According to a second known embodiment, the prestressing force of each pillar may be obtained by means of a rod going through each pillar along its longitudinal axis, the ends of the rod being held by being bolted to the shell. However, in this case, the hydrostatic pressure exerts a tensile stress on each pillar which, when it is excessive, causes breakage of the ceramic forming the piezoelectric cells.

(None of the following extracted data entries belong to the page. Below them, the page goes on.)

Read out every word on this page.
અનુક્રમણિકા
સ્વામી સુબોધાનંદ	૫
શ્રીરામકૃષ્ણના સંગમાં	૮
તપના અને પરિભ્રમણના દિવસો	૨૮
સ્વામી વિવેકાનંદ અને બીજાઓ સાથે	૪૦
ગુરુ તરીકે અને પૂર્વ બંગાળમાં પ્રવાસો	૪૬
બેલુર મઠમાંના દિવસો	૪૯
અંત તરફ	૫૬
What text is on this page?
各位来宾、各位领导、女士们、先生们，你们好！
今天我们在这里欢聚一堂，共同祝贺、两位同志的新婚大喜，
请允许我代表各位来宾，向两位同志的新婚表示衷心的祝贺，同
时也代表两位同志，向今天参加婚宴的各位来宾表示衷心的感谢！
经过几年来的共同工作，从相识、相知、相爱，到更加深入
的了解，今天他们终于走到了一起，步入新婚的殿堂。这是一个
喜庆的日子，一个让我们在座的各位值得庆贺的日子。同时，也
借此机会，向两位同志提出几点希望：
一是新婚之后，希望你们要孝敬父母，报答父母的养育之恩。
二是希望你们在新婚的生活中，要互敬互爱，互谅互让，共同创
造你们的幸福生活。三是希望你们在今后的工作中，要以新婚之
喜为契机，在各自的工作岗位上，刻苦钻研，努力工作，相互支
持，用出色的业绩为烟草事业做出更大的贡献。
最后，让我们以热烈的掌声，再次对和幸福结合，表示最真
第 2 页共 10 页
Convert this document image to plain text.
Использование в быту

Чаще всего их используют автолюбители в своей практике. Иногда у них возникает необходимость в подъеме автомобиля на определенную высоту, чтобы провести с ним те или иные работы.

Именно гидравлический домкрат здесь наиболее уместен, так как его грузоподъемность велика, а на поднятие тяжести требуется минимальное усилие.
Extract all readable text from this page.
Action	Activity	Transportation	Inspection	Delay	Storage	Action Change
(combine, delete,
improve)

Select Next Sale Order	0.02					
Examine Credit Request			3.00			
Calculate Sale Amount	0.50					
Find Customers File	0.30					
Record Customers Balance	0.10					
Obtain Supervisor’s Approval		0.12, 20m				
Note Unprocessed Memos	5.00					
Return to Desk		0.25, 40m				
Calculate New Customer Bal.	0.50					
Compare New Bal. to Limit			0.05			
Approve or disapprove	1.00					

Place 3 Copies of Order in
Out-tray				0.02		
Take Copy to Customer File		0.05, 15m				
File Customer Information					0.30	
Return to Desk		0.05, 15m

Finally, according to a third known embodiment, a description of which may be found in the U.S. Pat. No. 4 420 826, the piezoelectric cells may be stacked along a prestressing rod which is not fixed by its ends to the rod. The stack is held by two rails so as not to be subjected, as in the previously described embodiment, to a tensile stress directed along the longitudinal axis of the pillar. However, here again, when the submersion of the transducer is such that one or two sides of the pillar are no longer in contact with the shell, the transducer can no longer work properly.
The aim of the invention is to overcome the above-mentioned drawbacks.
To this end, an object of the invention is to provide a flextensor transducer of the type comprising at least one pillar of piezoelectric cells placed within a flexible impervious shell, wherein each pillar is held supported solely by a first of its ends on the shell and is compressed on the shell by a counter-mass applied to its second end.
The chief advantage of the invention is that it enables the prestressing force exerted on the pillars to be made independent of the hydrostatic pressure exerted on the shell. Consequently, the transducers thus made can operate at levels of submersion that are far greater than the usual ones.